Ivy Ransom in Fair and Tender Ladies by Lee Smith
I know this may sound crazy, but sometimes, I don't really know for sure if I like a book, even when I am in the middle of reading it. I read so much and so variously that novels seem to run together. Sometimes, I can't even remember for sure exactly what I have and haven't read. More problematically, I suppose, often I go into reading a novel with a bias based on my past impressions of the author. I've found this to be a real problem, as my reading tastes seem to change daily. At one point in my life, for example, I read a lot of Ruth Rendell and loved her. I remember thinking The Crocodile Bird was fantastic. A few years ago, I read some of her more recent works and thought, "yeah, not so much." Now I don't even remember what I didn't like or why. And don't even get me started on Harper Lee. To Kill A Mockingbird framed my youth and my young adulthood as one of my reasons for being a lover of literature. Now I am making myself struggle to finish Go Set a Watchman. But that's a different post for a different day.

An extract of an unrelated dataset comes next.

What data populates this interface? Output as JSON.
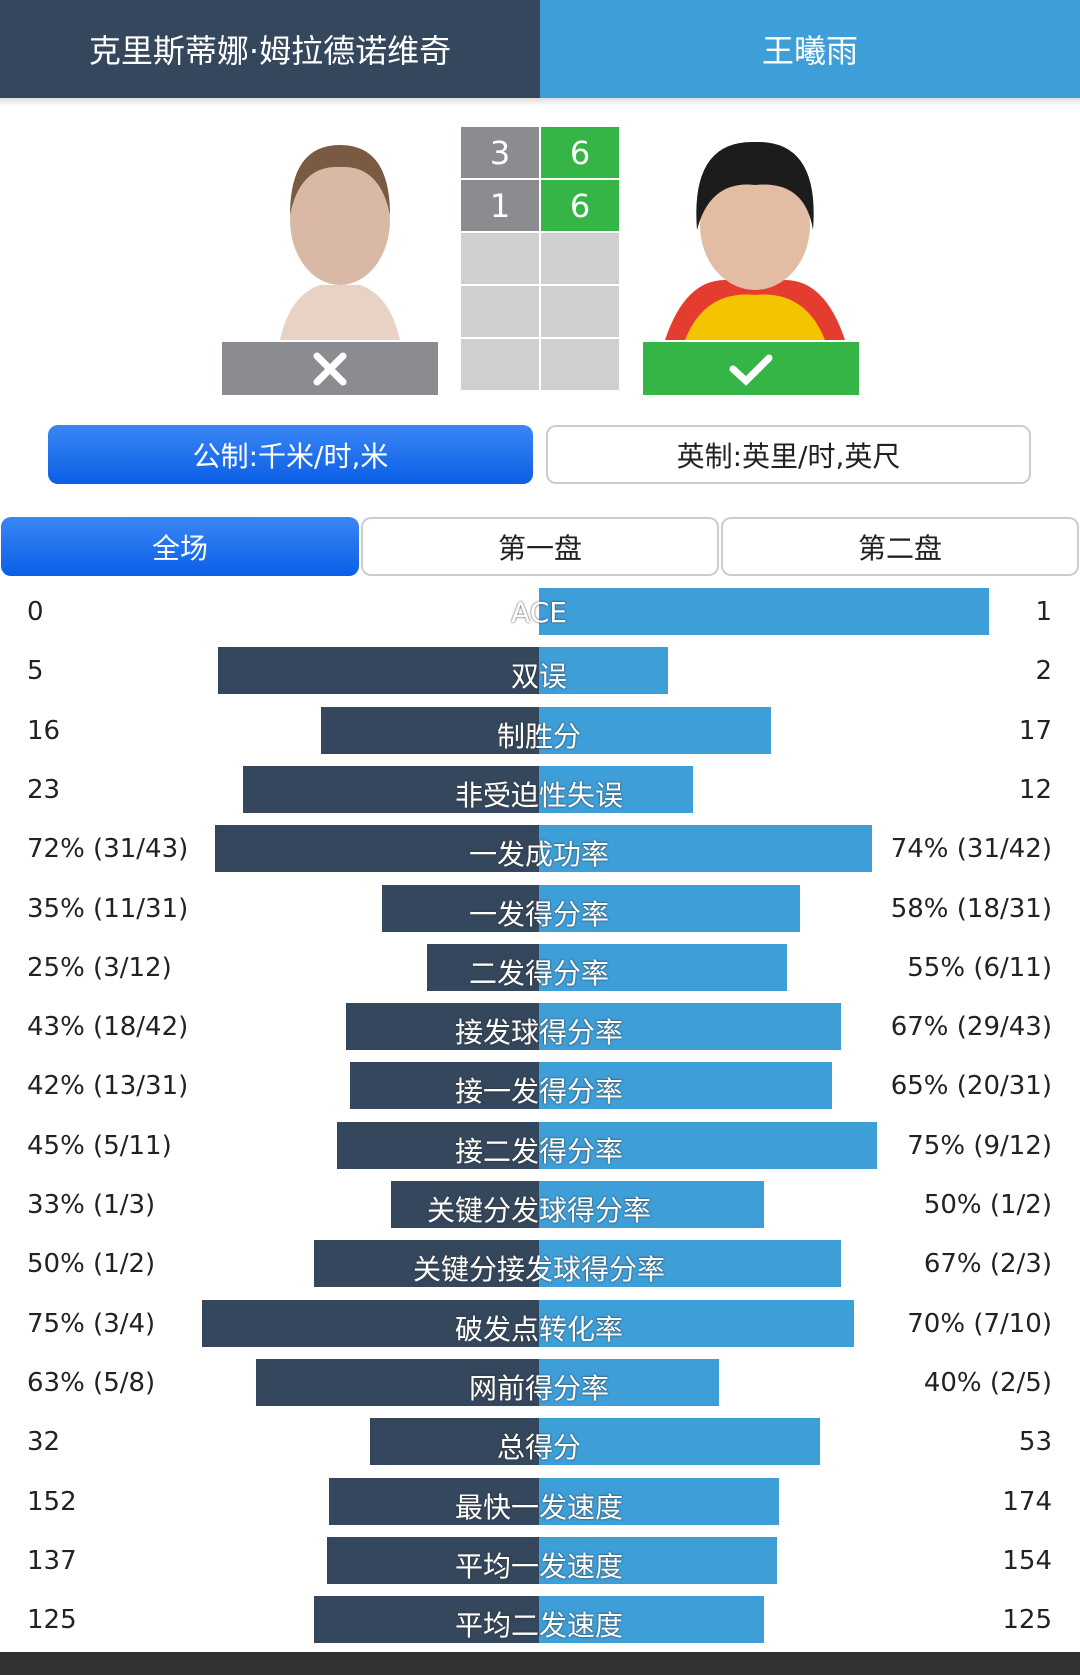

Right now, I want to talk about Lee Smith. I have been hit or miss with Lee Smith. I loved Oral History, and I loved On Agate Hill. But I had to make myself finish The Devil's Dream, and I was completely underwhelmed by Guests on Earth. So when I started Fair and Tender Ladies about four different times and it never caught me, I was on the verge of giving it up for good. Then Alexandra of The Sleepless Reader gave the book five stars on Goodreads, and I thought, "maybe I need to make myself finish this one." I am so glad I did. About half way into the novel, in my own constant interior monologue and also in my dreams, I found myself thinking in Ivy Ransom's voice, and that's when I knew they had me, Lee Smith and Ivy Ransom, they had me, and I loved this book and this character.

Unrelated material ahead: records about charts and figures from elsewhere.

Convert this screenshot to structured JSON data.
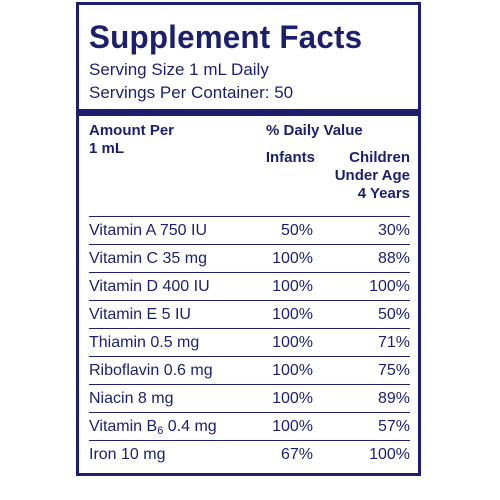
{
  "panel": {
    "title": "Supplement Facts",
    "serving_size": "Serving Size 1 mL Daily",
    "servings_per_container": "Servings Per Container: 50"
  },
  "header": {
    "amount_per_line1": "Amount Per",
    "amount_per_line2": "1 mL",
    "daily_value": "% Daily Value",
    "infants": "Infants",
    "children_line1": "Children",
    "children_line2": "Under Age",
    "children_line3": "4 Years"
  },
  "rows": [
    {
      "nutrient": "Vitamin A 750 IU",
      "infants": "50%",
      "children": "30%"
    },
    {
      "nutrient": "Vitamin C 35 mg",
      "infants": "100%",
      "children": "88%"
    },
    {
      "nutrient": "Vitamin D 400 IU",
      "infants": "100%",
      "children": "100%"
    },
    {
      "nutrient": "Vitamin E 5 IU",
      "infants": "100%",
      "children": "50%"
    },
    {
      "nutrient": "Thiamin 0.5 mg",
      "infants": "100%",
      "children": "71%"
    },
    {
      "nutrient": "Riboflavin 0.6 mg",
      "infants": "100%",
      "children": "75%"
    },
    {
      "nutrient": "Niacin 8 mg",
      "infants": "100%",
      "children": "89%"
    },
    {
      "nutrient_prefix": "Vitamin B",
      "nutrient_sub": "6",
      "nutrient_suffix": " 0.4 mg",
      "infants": "100%",
      "children": "57%"
    },
    {
      "nutrient": "Iron 10 mg",
      "infants": "67%",
      "children": "100%"
    }
  ],
  "colors": {
    "ink": "#1d1f6e",
    "background": "#ffffff"
  }
}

The book is a collection of letters Ivy writes to various people over the course of her life. I wasn't sure at first if I was going to like the structure or not, but it worked for this novel's purpose of revealing Ivy's life in pieces over time. And what a wonderful life it was. I try to avoid re-telling plot points or revealing much about characters, but I do want to note this: I love that Ivy Ransom never loses herself. She never loses sight of who she is; she never loses her own voice. I find this difficult to believe, given her time, place, and culture. One of my grandmothers would have grown up in almost exactly the same time and place as Ivy Ransom. The lessons of that culture still haunt me today. Those cultural mores usually overwhelm you in the end. I've fought against them my whole life, still do. And I will have to admit that I don't hold on to my own voice nearly as honestly nor as fearlessly as Ivy Ransom did. She is my hero, and I hope some day I learn to live as honestly and as ferociously as she did.